All programmers strive to make their code easy to understand, but sometimes extra explanation is warranted. In these cases, programmers leave notes, or comments, in their source code that the compiler will ignore but people reading the source code may find useful.

Here’s a simple comment:


#![allow(unused_variables)]
fn main() {
// hello, world
}

In Rust, comments must start with two slashes and continue until the end of the line. For comments that extend beyond a single line, you’ll need to include // on each line, like this:


#![allow(unused_variables)]
fn main() {
// So we’re doing something complicated here, long enough that we need
// multiple lines of comments to do it! Whew!

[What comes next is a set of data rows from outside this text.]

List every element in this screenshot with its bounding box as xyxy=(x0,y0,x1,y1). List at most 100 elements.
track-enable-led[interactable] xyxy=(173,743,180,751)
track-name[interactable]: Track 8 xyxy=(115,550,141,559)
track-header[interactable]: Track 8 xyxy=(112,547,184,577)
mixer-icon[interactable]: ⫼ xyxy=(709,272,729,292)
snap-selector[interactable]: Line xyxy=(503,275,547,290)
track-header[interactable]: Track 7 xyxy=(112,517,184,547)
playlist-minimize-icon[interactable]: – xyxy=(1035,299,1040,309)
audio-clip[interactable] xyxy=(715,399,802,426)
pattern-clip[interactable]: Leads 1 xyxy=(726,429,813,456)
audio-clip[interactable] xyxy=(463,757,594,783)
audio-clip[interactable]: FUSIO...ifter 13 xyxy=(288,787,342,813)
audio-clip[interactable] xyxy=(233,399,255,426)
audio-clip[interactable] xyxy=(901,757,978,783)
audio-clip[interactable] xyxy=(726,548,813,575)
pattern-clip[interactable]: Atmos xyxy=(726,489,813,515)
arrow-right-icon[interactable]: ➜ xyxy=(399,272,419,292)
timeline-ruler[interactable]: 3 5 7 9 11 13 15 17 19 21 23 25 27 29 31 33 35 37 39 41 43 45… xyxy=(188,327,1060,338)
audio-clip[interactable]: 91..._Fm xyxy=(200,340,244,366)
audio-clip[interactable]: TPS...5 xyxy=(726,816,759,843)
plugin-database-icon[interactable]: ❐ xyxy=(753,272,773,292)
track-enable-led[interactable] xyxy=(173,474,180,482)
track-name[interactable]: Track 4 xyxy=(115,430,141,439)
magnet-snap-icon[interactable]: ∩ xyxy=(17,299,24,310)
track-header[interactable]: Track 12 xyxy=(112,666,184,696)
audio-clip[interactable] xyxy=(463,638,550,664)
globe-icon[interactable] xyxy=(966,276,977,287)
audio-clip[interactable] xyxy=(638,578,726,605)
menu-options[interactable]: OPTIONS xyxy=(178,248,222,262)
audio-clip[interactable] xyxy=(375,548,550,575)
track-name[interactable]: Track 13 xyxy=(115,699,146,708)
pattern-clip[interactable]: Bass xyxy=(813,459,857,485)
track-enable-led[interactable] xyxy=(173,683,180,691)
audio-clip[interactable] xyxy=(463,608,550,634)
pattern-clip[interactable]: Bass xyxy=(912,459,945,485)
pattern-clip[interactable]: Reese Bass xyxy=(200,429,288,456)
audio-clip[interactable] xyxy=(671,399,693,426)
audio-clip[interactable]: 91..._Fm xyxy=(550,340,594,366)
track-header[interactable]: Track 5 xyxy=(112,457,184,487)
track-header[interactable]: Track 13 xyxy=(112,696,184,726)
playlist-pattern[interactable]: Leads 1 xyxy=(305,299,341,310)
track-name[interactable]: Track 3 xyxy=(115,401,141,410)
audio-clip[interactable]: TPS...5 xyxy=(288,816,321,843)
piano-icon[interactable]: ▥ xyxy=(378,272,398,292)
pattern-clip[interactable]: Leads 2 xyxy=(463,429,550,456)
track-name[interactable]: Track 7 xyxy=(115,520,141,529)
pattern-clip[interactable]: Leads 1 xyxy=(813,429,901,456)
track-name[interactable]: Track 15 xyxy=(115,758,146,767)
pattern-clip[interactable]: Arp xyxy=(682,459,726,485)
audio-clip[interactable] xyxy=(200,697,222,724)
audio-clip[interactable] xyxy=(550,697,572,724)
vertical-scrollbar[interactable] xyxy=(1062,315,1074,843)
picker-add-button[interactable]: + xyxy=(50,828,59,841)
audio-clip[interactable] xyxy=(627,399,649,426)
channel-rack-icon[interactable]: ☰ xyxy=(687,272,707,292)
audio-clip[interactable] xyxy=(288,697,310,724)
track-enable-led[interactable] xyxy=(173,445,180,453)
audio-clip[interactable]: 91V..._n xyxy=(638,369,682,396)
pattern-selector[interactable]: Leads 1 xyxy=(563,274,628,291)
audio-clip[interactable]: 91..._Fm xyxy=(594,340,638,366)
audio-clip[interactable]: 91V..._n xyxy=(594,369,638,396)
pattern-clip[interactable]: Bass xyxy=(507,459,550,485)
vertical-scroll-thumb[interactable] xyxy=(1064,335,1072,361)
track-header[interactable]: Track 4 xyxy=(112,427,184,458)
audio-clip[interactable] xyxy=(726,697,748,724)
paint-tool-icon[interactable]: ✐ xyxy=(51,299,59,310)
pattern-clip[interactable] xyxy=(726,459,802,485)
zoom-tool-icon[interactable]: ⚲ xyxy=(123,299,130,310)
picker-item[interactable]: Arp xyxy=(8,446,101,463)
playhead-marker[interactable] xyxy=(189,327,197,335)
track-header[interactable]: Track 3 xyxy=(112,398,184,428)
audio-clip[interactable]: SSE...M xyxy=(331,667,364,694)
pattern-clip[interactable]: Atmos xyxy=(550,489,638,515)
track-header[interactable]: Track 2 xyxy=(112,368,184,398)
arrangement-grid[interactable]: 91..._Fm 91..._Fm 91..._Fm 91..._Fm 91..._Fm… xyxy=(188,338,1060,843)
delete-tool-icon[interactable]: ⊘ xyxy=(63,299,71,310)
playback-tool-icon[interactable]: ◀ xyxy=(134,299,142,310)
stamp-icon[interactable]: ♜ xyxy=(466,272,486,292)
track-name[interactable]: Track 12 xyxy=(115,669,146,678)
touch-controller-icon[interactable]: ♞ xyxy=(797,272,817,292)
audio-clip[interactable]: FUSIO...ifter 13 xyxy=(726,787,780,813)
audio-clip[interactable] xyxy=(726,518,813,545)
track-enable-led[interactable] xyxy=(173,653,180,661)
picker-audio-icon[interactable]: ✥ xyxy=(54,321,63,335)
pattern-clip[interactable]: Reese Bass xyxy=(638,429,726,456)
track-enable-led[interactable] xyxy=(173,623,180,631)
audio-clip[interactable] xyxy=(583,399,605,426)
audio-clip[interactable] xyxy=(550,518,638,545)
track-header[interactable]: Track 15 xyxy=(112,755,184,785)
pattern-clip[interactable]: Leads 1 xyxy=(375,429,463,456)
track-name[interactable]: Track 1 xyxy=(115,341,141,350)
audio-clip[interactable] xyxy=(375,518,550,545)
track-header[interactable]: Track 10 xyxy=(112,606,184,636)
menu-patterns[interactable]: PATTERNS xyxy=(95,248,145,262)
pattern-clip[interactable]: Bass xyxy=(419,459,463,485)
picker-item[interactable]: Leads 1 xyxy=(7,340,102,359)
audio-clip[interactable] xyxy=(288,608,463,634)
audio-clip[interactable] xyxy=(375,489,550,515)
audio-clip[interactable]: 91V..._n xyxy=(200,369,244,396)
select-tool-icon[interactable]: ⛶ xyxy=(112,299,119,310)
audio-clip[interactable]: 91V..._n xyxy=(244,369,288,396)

Hopefully, this comment will
// explain what’s going on.
}

Comments can also be placed at the end of lines containing code:

Filename: src/main.rs

fn main() {
    let lucky_number = 7; // I’m feeling lucky today
}

But you’ll more often see them used in this format, with the comment on a separate line above the code it’s annotating:

Filename: src/main.rs

fn main() {
    // I’m feeling lucky today
    let lucky_number = 7;
}

Rust also has another kind of comment, documentation comments, which we’ll discuss in the “Publishing a Crate to Crates.io” section of Chapter 14.